Encryption is the process of transforming data (plaintext) into an unreadable form (ciphertext) using an algorithm and a cryptographic key. Only the holder of the correct key can decrypt and read the original data. Even if an attacker gains access to the encrypted data, it is useless without the key.

Encryption is a fundamental part of modern information security and is used everywhere: HTTPS on websites, email encryption, full disk encryption on laptops, and encryption of databases and backups.

Encryption at rest and in transit

There are typically two types of encryption:

Encryption at rest: Data is encrypted whilst stored on disk, in a database or in cloud storage. This protects against physical theft or unauthorised server access.
Encryption in transit: Data is encrypted whilst being transported over the network. This is typically implemented via HTTPS/TLS, VPN or encrypted communication protocols.

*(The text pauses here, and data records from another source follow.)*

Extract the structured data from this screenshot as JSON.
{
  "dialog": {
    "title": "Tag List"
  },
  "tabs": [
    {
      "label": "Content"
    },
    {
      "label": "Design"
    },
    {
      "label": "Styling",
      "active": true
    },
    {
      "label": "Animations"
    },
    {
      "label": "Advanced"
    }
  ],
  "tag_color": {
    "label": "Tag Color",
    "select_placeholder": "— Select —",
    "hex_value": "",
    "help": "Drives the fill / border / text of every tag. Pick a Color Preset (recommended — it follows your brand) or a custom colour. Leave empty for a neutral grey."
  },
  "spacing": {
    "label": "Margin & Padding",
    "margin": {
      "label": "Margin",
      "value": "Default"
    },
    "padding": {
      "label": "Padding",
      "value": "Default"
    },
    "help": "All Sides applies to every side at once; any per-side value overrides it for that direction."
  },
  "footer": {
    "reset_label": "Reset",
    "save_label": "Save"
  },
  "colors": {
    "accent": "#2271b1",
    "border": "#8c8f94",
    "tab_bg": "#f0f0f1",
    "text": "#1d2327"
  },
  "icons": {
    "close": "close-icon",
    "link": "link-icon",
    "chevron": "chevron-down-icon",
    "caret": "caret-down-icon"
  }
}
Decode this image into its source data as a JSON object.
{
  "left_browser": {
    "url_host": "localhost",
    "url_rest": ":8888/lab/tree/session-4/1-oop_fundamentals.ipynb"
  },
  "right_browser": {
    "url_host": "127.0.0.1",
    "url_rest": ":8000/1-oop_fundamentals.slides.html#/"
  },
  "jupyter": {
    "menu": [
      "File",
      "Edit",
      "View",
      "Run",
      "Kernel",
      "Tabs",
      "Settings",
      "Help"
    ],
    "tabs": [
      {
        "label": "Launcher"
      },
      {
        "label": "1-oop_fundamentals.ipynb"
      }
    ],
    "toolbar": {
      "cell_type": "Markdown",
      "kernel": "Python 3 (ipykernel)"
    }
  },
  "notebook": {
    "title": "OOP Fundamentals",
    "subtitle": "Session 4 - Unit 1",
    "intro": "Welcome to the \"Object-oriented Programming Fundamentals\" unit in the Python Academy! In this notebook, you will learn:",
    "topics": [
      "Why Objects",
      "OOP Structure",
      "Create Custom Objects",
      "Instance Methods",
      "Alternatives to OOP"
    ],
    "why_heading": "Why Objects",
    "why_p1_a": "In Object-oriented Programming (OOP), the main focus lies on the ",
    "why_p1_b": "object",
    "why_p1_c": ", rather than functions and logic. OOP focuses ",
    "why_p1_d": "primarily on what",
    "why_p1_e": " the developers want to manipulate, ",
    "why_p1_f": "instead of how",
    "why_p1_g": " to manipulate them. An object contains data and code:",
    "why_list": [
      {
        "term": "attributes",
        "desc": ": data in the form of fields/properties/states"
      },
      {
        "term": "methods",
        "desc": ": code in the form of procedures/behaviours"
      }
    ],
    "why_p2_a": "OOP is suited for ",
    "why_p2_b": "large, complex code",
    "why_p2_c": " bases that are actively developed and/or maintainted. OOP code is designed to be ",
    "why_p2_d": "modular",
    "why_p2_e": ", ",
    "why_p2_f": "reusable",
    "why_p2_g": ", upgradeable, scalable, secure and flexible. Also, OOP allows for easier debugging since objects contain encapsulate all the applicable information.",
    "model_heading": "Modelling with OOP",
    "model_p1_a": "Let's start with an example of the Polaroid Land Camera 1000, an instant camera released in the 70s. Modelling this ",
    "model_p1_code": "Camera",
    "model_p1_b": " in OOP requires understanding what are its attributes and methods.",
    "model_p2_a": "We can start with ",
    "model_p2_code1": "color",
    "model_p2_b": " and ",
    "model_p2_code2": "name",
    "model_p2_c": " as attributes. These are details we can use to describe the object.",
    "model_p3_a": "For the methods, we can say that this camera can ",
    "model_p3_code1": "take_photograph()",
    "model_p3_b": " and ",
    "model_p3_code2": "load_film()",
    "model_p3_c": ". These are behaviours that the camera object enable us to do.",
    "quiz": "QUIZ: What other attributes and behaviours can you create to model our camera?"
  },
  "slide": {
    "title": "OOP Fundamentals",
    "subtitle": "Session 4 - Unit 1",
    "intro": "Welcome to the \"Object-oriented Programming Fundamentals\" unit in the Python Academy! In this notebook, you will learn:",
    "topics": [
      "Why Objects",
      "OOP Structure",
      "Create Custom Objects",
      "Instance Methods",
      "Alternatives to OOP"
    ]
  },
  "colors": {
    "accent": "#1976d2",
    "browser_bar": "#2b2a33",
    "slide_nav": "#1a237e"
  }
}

Best practice is to have encryption at both levels. Data that is only encrypted in transit is vulnerable when stored unencrypted on disk, and vice versa.

GDPR and encryption

GDPR Article 32(1)(a) mentions encryption as an example of an appropriate technical security measure. Encryption is not unconditionally required, but when handling sensitive personal data, transfers to third countries and storage of large data volumes, it will in most cases be necessary to meet the requirement of appropriate security.

A data breach that solely involves encrypted data is typically not subject to notification to the supervisory authority, as the risk to data subjects is minimal.

Key management: Strong encryption is only as secure as the key management. Encryption keys must be stored separately from the data they encrypt, rotated regularly, and access to them must be controlled and logged.

Encryption algorithms

The most widely used and recommended encryption algorithms today are: AES-256 for symmetric encryption (e.g. full disk encryption), RSA and ECC for asymmetric encryption (e.g. key exchange), and TLS 1.3 for encrypted communication connections. Algorithms such as DES and 3DES are considered obsolete and should be avoided.

Frequently Asked Questions about Encryption

Does the GDPR require encryption?

The GDPR explicitly mentions encryption as an example of an appropriate security measure in Article 32(1)(a). It is not an absolute requirement in all cases, but in many contexts it will be expected and necessary to fulfil the requirement of appropriate security.

What is the difference between encryption at rest and in transit?

Encryption at rest protects data stored on disk, such as in a database or on a laptop. Encryption in transit protects data whilst it is being transferred over the network, for example via HTTPS or TLS.

Which encryption algorithms are recommended?

AES-256 is recommended for symmetric encryption, RSA and ECC for asymmetric encryption, and TLS 1.3 for encrypted communications. Algorithms such as DES and 3DES are considered obsolete and should be avoided.

Why is key management important for encryption?

Encryption is only as secure as the key management. If encryption keys are stored alongside the encrypted data or are not rotated, an attacker who gains access to the keys can decrypt all the data. Keys should be stored separately, rotated regularly and access should be logged.

Can encryption reduce obligations after a data breach?

Yes. A breach involving only encrypted data is typically not notifiable to the supervisory authority, as the risk to data subjects is minimal when the data cannot be read without the key.